Community Finance | February 9, 2021

Big companies back small businesses and the community development financiers that serve them

Amy Cortese
ImpactAlpha Editor

Amy Cortese

ImpactAlpha, Feb. 9 – Small businesses got a boost from Alicia Keys’ post-Super Bowl concert, sponsored by Verizon, which committed $10 million in small business grants to be distributed through the Local Initiatives Support Corp.

The concert put a rare national spotlight on the country’s most underserved businesses and financial institutions that step in where banks are absent. A few years ago, such attention “would not have even been on our imaginary board of what could be,” said LISC’s Beth Marcus.

Today, Goldman Sachs is putting $130 million into Hope Enterprise’s Deep South Economic Mobility Collaborative to provide funding and resources to small businesses in regions hard hit by the pandemic. 

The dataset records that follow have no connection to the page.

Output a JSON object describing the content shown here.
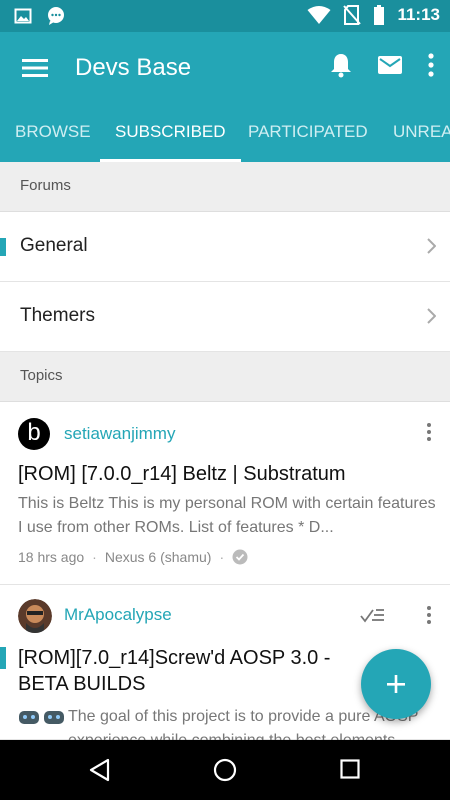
{
  "status_bar": {
    "time": "11:13",
    "left_icons": [
      "image-icon",
      "chat-bubble-icon"
    ],
    "right_icons": [
      "wifi-icon",
      "no-sim-icon",
      "battery-icon"
    ]
  },
  "app_bar": {
    "title": "Devs Base",
    "icons": [
      "menu-icon",
      "bell-icon",
      "mail-icon",
      "more-vert-icon"
    ]
  },
  "tabs": [
    {
      "label": "BROWSE",
      "active": false
    },
    {
      "label": "SUBSCRIBED",
      "active": true
    },
    {
      "label": "PARTICIPATED",
      "active": false
    },
    {
      "label": "UNREAD",
      "active": false
    }
  ],
  "forums": {
    "header": "Forums",
    "items": [
      {
        "label": "General",
        "highlighted": true
      },
      {
        "label": "Themers",
        "highlighted": false
      }
    ]
  },
  "topics": {
    "header": "Topics",
    "items": [
      {
        "author": "setiawanjimmy",
        "avatar_letter": "b",
        "title": "[ROM] [7.0.0_r14] Beltz | Substratum",
        "excerpt": "This is Beltz This is my personal ROM with certain features I use from other ROMs. List of features * D...",
        "time": "18 hrs ago",
        "device": "Nexus 6 (shamu)"
      },
      {
        "author": "MrApocalypse",
        "title": "[ROM][7.0_r14]Screw'd AOSP 3.0 - BETA BUILDS",
        "excerpt": "The goal of this project is to provide a pure AOSP experience while combining the best elements"
      }
    ]
  },
  "fab": {
    "icon": "plus-icon"
  },
  "nav_bar": {
    "icons": [
      "back-icon",
      "home-icon",
      "recents-icon"
    ]
  },
  "colors": {
    "primary": "#24a6b6",
    "status_bar": "#1a8f9d",
    "section_bg": "#eeeeee"
  }
}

Star power. Verizon’s livestreamed Big Concert for Small Business also featured Miley Cyrus, Christina Aguilera, Brittany Howard and other big names.

“Small businesses are so important and we need to do whatever we can to keep them alive; our communities can’t recover without them,” said Keys, who in October launched a $1 billion campaign to support and empower Black businesses, schools and communities. The NFL was among the fund’s first backers.

Community anchors. Hope, a Jackson, Miss.-based community development financial institution, or CDFI, is partnering with eight historically Black colleges and universities and seven southern cities to offer technical assistance and loans, initially through the federal Paycheck Protection Program, which offers forgivable loans to small businesses.

“It is critical that these businesses are supported, because they are anchors in communities of color, and so are our historically black colleges and universities,” Hope’s Bill Bynum told ImpactAlpha. Goldman Sachs’ 10,000 Small Businesses will also make its course offerings available to participating businesses. 

Southern roots. Four out of ten Black-owned businesses in the U.S. have permanently closed since February. The Deep South collaborative brings together partners that have worked with Hope into a coordinated effort.

Participating cities are Birmingham, Montgomery, Little Rock, Baton Rouge, New Orleans and Memphis, along with Jackson. Hope’s partners among historically Black colleges include include Alabama State University, Southern University, Xavier University, Jackson State University and Tougaloo College. 

The initiative, said Bynum, will help small businesses stay afloat during the ongoing pandemic and position them to grow as the economy recovers, including “partnering with the cities on procurement opportunities as infrastructure financing and projects come back online and supporting the residents in these neighborhoods in a way that no other businesses are as likely to do.”